Only one time-level of the prognostic variables and selected diagnostic
variables needs to be saved, since second-moments and correlations can
be computed later from these snapshot files, at the cost of retrieving a
potentially large number of snapshot files. To choose which fields are
written to the history files, a history contents file must be supplied
with a list of fields desired. A sample file is included which contains
all the currently available fields; the user may edit this file to
select the desired fields.
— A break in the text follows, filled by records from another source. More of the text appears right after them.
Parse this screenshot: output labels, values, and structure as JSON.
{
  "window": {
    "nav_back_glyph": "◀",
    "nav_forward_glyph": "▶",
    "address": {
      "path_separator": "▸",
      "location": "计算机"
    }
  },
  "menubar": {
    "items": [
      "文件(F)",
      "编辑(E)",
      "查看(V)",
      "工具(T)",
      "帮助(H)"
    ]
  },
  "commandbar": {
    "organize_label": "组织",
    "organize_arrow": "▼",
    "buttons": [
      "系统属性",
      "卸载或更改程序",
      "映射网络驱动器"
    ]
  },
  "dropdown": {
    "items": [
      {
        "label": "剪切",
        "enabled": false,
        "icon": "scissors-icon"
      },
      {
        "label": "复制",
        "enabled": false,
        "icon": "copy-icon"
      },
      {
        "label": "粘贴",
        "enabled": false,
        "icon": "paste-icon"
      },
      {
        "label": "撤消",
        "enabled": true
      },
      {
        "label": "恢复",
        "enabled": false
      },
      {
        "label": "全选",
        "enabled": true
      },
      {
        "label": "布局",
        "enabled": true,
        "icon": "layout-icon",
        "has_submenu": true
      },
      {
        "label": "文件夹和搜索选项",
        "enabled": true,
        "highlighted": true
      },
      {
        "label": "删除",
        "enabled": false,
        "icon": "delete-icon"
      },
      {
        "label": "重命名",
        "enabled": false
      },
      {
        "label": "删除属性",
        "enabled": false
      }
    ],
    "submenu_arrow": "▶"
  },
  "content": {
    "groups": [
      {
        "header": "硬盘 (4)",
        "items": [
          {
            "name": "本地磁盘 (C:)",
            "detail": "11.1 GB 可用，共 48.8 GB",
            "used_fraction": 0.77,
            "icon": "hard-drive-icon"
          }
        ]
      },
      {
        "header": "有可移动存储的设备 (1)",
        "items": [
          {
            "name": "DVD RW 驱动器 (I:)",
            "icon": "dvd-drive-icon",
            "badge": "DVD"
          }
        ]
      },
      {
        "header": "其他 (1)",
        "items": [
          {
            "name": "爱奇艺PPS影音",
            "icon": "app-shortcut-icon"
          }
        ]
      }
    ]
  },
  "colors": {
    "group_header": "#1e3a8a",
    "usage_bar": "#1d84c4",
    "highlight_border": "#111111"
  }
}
If a field is not currently included in the
list of available fields, the user must modify the source code to make
that field available (see the Reference Manual).


**Table:** History file namelist
**&history\_nml**
**Generation of snapshot history files**
history\_freq\_opt
['never'],'nstep', 'nyear', 'nmonth', 'nday', 'nhour', 'nsecond'
units of time for history\_freq
history\_freq
[100000]
number of units between output of snapshot history files
history\_outfile
['unknown']
root filename with path of history file output (suffixes will be added)
history\_fmt
['bin'],'nc'
format for history files (binary or netCDF)
history\_contents
['history\_contents']
input file containing names of fields requested to be output
/


**Table:** Currently available history fields
**Name**
**Units**
**Description**
SHGT
*cm*
surface height
UBTROP
*cm/s*
barotropic 'zonal' velocity
VBTROP
*cm/s*
barotropic 'meridional' velocity
UVEL
*cm/s*
'zonal' velocity
VVEL
*cm/s*
'meridional' velocity
TEMP
*° C*
potential temperature
SALT
*g/g* (msu)
salinity
SUF
cm\ :sup:`2`/s:sup:`2`
surface velocity flux in U direction
SVF
cm\ :sup:`2`/s:sup:`2`
surface velocity flux in V direction
SHF
W/m\ :sup:`2`
surface heat flux
SFWF
*m/year*
surface fresh water flux
SOLAR
W/m\ :sup:`2`
solar short wave flux at surface


Movie files
------------

One of the most exciting aspects of ocean simulation is the opportunity
to visualize and animate the evolution of the model variables in time
and space. Making movies that progress smoothly requires either output
of model variables frequently enough to avoid jerkiness or temporal
interpolation of model variables to similarly frequent intervals.
Experience has shown that a snapshot every three days (see
``movie_freq``) gives satisfactory results. Any variable can be output,
but to reduce archiving cost and retrieval time, movie files typically
contain only a few two-dimensional arrays, such as sea-surface
temperature, salinity and height, and a few sub-surface variables. The
choice of fields is made through an input movie contents file containing
the names (one per line) of the fields requested. A sample file is
included with a list of available fields; the user may modify this list
to choose the desired fields. If a field does not appear in the list of
available fields, the user may add fields by modifying the source code
as described in the Reference Manual.

**Table:** Movie file namelist
**&movie\_nml**
**generation of snapshot movie files**
movie\_freq\_opt
['never'], 'nstep', 'nyear','nmonth','nday', 'nhour','nsecond'
units of time for movie\_freq
movie\_freq
[100000]
number of units between output of movie files
movie\_outfile
['unknown']
root filename with path of movie file output (suffixes will be added)
movie\_fmt
['bin'],'nc'
format for movie file output (binary or netCDF)
movie\_contents
['sample\_movie\_contents']
input file containing names of fields requested for movie output
/

**Table:** Currently available movie fields
**Name**
**Units**
**Description**
SHGT
*cm*
surface height
UTRANS
*cm\ :sup:`2`/s*
vertically integrated 'zonal' transport
VTRANS
*cm\ :sup:`2`/s*
vertically integrated 'meridional' transport
TEMP1\_2
*:sup:`°`\ C*
potential temperature averaged over levels 1,2
SALT1\_2
*g/g* (msu)
salinity averaged over levels 1,2
TEMP6
*:sup:`°`\ C*
potential temperature at level 6
SALT6
*g/g* (msu)
salinity at level 6
VORT
1/\ *s*
relative vorticity at surface

POP2 does not support for current meters, drifters, or hydrographic sections.